Software engineering has expanded to solve new kinds of problems that weren’t practical before.

There are 4 ways to solve problems, depending on how certain we are about the path to success.

0) Hard rules / constraints

Use when you need deterministic outcomes. The result must be correct every time.
For example, bank transactions must always transfer the required amount with 100% certainty.

1) Single prompt

Use when “good enough” is acceptable and a human (or fallback) can cover the misses.
Best when quality is easy to judge quickly.

Example: Generate “related searches” suggestions for a query (good enough, quick human-like usefulness).

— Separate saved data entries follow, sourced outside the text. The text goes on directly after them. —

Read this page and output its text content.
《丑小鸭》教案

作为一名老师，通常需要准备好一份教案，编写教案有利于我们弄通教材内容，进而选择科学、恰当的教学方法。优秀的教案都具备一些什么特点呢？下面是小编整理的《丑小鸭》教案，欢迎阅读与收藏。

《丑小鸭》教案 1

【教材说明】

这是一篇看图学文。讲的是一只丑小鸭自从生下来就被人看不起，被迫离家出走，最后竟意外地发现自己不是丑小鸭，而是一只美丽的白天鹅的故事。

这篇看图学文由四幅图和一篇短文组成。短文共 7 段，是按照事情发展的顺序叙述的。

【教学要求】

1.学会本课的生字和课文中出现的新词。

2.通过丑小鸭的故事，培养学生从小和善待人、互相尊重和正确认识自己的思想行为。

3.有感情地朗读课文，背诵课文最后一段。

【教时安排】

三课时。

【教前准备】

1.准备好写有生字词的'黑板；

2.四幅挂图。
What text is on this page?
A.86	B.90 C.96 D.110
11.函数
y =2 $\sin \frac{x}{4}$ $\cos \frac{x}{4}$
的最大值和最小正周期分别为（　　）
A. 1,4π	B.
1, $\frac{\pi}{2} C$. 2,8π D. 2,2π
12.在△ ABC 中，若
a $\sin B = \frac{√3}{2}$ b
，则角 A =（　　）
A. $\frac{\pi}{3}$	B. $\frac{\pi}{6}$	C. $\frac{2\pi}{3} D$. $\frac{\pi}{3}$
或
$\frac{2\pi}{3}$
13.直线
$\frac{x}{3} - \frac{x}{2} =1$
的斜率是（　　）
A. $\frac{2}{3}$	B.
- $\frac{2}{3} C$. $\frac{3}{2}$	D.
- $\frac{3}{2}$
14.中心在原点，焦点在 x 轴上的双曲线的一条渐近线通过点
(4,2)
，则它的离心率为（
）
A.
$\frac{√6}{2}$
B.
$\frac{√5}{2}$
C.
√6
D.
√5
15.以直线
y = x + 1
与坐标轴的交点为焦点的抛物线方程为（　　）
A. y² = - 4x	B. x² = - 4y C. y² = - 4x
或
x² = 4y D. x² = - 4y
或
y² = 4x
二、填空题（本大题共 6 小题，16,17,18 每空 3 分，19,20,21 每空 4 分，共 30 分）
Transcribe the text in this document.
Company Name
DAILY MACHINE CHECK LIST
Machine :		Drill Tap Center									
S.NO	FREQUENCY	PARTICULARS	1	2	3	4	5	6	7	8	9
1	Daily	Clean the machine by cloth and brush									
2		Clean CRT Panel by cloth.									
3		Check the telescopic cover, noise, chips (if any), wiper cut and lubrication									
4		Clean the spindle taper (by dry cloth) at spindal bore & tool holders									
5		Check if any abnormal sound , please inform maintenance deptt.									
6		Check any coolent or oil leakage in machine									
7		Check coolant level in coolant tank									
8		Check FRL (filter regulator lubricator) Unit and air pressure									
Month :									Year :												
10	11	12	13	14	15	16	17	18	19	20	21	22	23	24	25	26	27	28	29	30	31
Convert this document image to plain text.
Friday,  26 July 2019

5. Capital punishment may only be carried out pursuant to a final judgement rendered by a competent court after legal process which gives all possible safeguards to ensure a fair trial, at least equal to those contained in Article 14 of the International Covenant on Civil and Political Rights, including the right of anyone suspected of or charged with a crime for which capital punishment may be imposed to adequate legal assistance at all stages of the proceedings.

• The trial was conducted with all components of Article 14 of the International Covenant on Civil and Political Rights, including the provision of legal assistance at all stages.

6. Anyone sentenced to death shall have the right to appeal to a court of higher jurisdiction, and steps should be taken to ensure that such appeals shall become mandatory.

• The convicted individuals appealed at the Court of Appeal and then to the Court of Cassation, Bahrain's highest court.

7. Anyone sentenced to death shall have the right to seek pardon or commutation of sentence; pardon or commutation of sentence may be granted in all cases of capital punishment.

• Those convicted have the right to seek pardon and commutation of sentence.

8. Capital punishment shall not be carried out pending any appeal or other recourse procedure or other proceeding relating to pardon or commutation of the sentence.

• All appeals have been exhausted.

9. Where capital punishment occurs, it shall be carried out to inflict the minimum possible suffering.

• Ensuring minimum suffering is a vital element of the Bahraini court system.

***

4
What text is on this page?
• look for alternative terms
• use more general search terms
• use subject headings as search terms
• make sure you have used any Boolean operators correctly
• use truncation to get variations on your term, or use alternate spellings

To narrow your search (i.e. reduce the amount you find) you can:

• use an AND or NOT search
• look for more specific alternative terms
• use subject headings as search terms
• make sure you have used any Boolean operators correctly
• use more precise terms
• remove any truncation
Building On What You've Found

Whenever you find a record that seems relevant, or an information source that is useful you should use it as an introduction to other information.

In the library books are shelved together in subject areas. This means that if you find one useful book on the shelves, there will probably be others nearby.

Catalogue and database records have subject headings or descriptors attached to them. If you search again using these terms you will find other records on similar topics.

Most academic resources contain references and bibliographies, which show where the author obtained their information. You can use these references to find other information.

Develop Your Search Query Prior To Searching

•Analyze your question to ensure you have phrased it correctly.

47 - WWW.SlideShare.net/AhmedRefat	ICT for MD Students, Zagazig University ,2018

2) Chains (structured workflow)

Use when you can decompose the problem into known, repeatable steps and the order of steps is known upfront.
Reliability comes from checkpoints between steps.

Example: Interpret intent → retrieve results → rerank → generate a short answer snippet with citations.

3) Agents (open-ended exploration)

Use when you don’t know the steps upfront and the work requires discovery.
Best when the system must choose what to do next as it learns.

Example: “Help me research X” mode that iteratively searches, reads sources, refines queries, and updates the answer as it learns.

Key rule

As you move up the ladder (toward more uncertainty), you must increase verification: stronger evidence, clearer checks, tighter constraints.

The quest to build the universal personal assistant (UPA) has been reignited, with both OpenAI and Google going head to head. But what would the ultimate personal assistant look like? Would it be an app, a browser, an OS, or even a physical robot?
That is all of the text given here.